Monday, April 14, 2014

Review: Cress

“Cress” (Lunar Chronicles #3), by Marissa Meyer. The Goodreads summary:
In this third book in the Lunar Chronicles, Cinder and Captain Thorne are fugitives on the run, now with Scarlet and Wolf in tow. Together, they’re plotting to overthrow Queen Levana and her army.

Their best hope lies with Cress, a girl imprisoned on a satellite since childhood who's only ever had her netscreens as company. All that screen time has made Cress an excellent hacker. Unfortunately, she’s just received orders from Levana to track down Cinder and her handsome accomplice.

When a daring rescue of Cress goes awry, the group is separated. Cress finally has her freedom, but it comes at a high price. Meanwhile, Queen Levana will let nothing prevent her marriage to Emperor Kai. Cress, Scarlet, and Cinder may not have signed up to save the world, but they may be the only hope the world has.
I really enjoyed “Cinder.” And I totally adored “Scarlet.” “Cress” . . . well, I want to make it clear that I did generally like it. I can tell already that this review is going to come off sounding more negative than I actually feel, so I feel I should state up front that the book was fine. It just that “fine” was a bit of a letdown after the amazingness that was “Scarlet.” So here we go.

First of all, I feel like this book has about a million points of view. There’s Cress’s, Scarlet’s, Cinder’s, and Kai’s, and that’s just for starters. Thorne, Dr. Erland, and Levana have bits from their perspective as well, and I’m sure there are other ones I’m forgetting. And switching between all those points of view got frustrating for me. I didn’t get to spend enough time in anyone perspective to really start to feel at home there.

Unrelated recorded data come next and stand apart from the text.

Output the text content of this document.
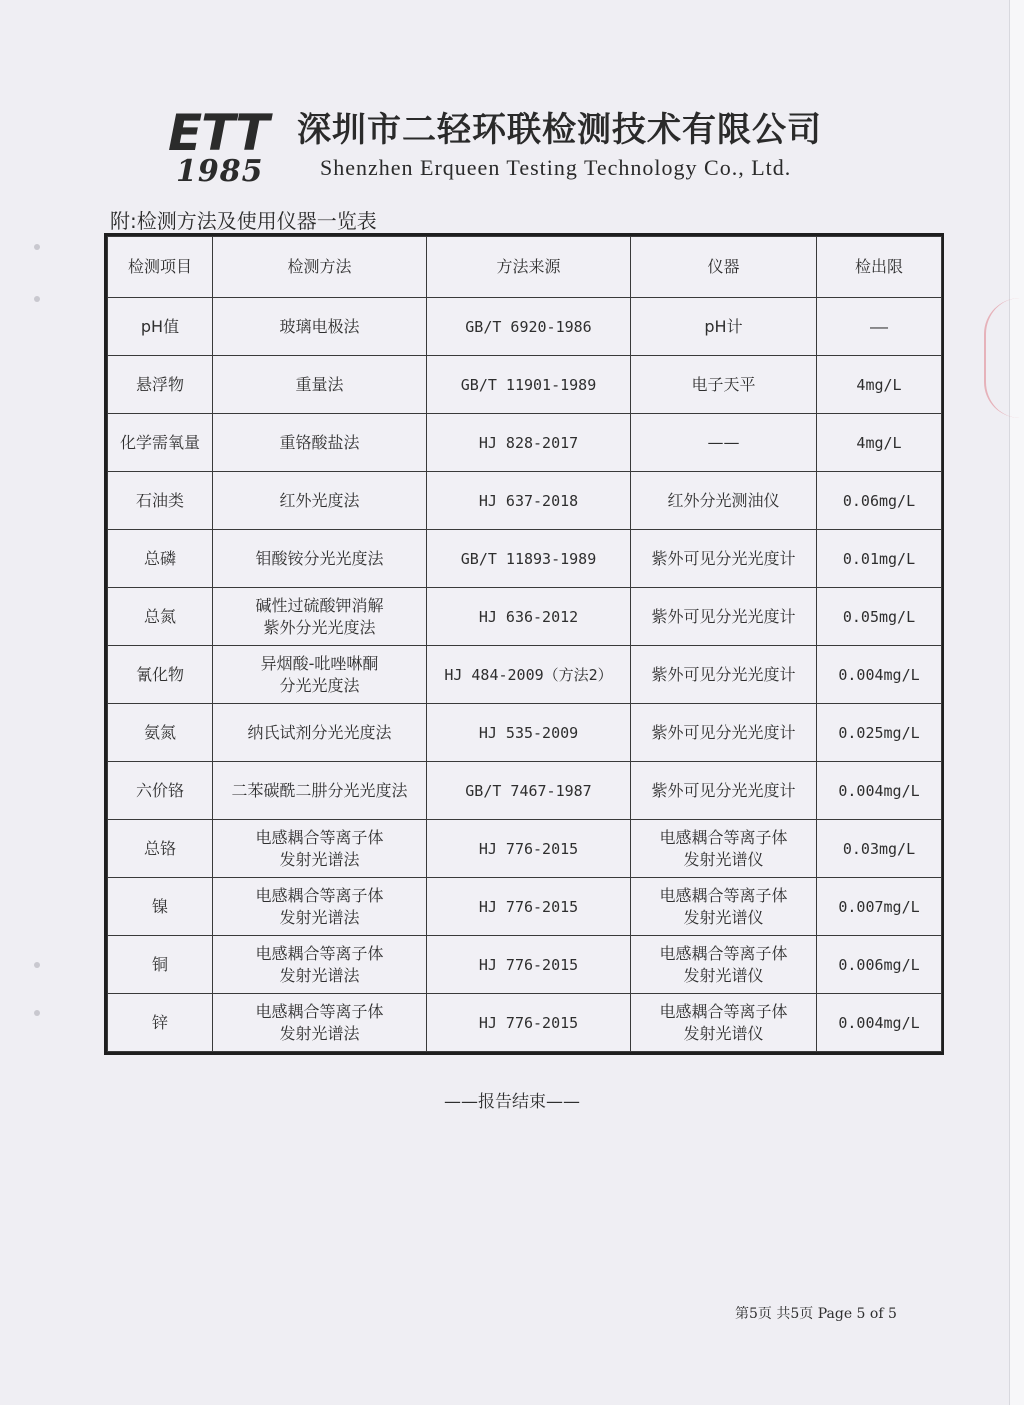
ETT
1985
深圳市二轻环联检测技术有限公司
Shenzhen Erqueen Testing Technology Co., Ltd.
附:检测方法及使用仪器一览表
检测项目	检测方法	方法来源	仪器	检出限
pH值	玻璃电极法	GB/T 6920-1986	pH计	——
悬浮物	重量法	GB/T 11901-1989	电子天平	4mg/L
化学需氧量	重铬酸盐法	HJ 828-2017	——	4mg/L
石油类	红外光度法	HJ 637-2018	红外分光测油仪	0.06mg/L
总磷	钼酸铵分光光度法	GB/T 11893-1989	紫外可见分光光度计	0.01mg/L
总氮	碱性过硫酸钾消解
紫外分光光度法	HJ 636-2012	紫外可见分光光度计	0.05mg/L
氰化物	异烟酸-吡唑啉酮
分光光度法	HJ 484-2009（方法2）	紫外可见分光光度计	0.004mg/L
氨氮	纳氏试剂分光光度法	HJ 535-2009	紫外可见分光光度计	0.025mg/L
六价铬	二苯碳酰二肼分光光度法	GB/T 7467-1987	紫外可见分光光度计	0.004mg/L
总铬	电感耦合等离子体
发射光谱法	HJ 776-2015	电感耦合等离子体
发射光谱仪	0.03mg/L
镍	电感耦合等离子体
发射光谱法	HJ 776-2015	电感耦合等离子体
发射光谱仪	0.007mg/L
铜	电感耦合等离子体
发射光谱法	HJ 776-2015	电感耦合等离子体
发射光谱仪	0.006mg/L
锌	电感耦合等离子体
发射光谱法	HJ 776-2015	电感耦合等离子体
发射光谱仪	0.004mg/L
——报告结束——
第5页 共5页 Page 5 of 5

I think this was especially the case with Cress and Thorne’s story. I mean, Cress is the title character, but I don’t feel like I got to know her in the way that I got to know Cinder and Scarlet in the other books. Same thing with Thorne. There wasn’t nearly enough time for him to develop as a character as much as I would’ve liked. With both of them, there were such promising hints of depth to their characters, but as soon as I felt like we might be getting somewhere with them, the perspective would change and we’d never really get back to that hope of depth.

And speaking of Cress, that girl did not come close to winning me over in the way that Scarlet or even Cinder did. I feel like Cress is always cowering and screaming, and yes, I understand why she’s that way, but it didn’t make it any less annoying. And don’t even get me started on her “relationship” with Thorne. He’s the first guy she’s ever seen, he’s handsome and charming, and they’re tossed in a stressful situation together—there’s no way that’s a foundation for a healthy relationship, and the author never really developed their feelings enough to convince me otherwise.

Plus, Wolf pissed me off in this book. He’s so awesome in “Scarlet” that I wasn’t expecting to be so constantly frustrated by him. It’s like he literally cannot function without Scarlet, and I just wanted to tell him to get a grip and focus on something other than his woe-is-me, my-life-is-over-without-her attitude. Mopey men are NOT attractive.

The shining moment of this book for me was the chapter with Winter. That girl has got fascinating written all over her, and I’m excited for the next book to see more of her.

Overall, like I started out with, I did like the book in general, it’s just that there were so many things I had issues with that it doesn’t really compare to, say, “Scarlet.” I mean, the “unputdownable” point for me (the point where I finally got sucked in) didn’t come until page 483, and in a book that’s 550 pages, that’s a long time to wait to finally get into it. Still, I’ll be reading the final book when it comes out.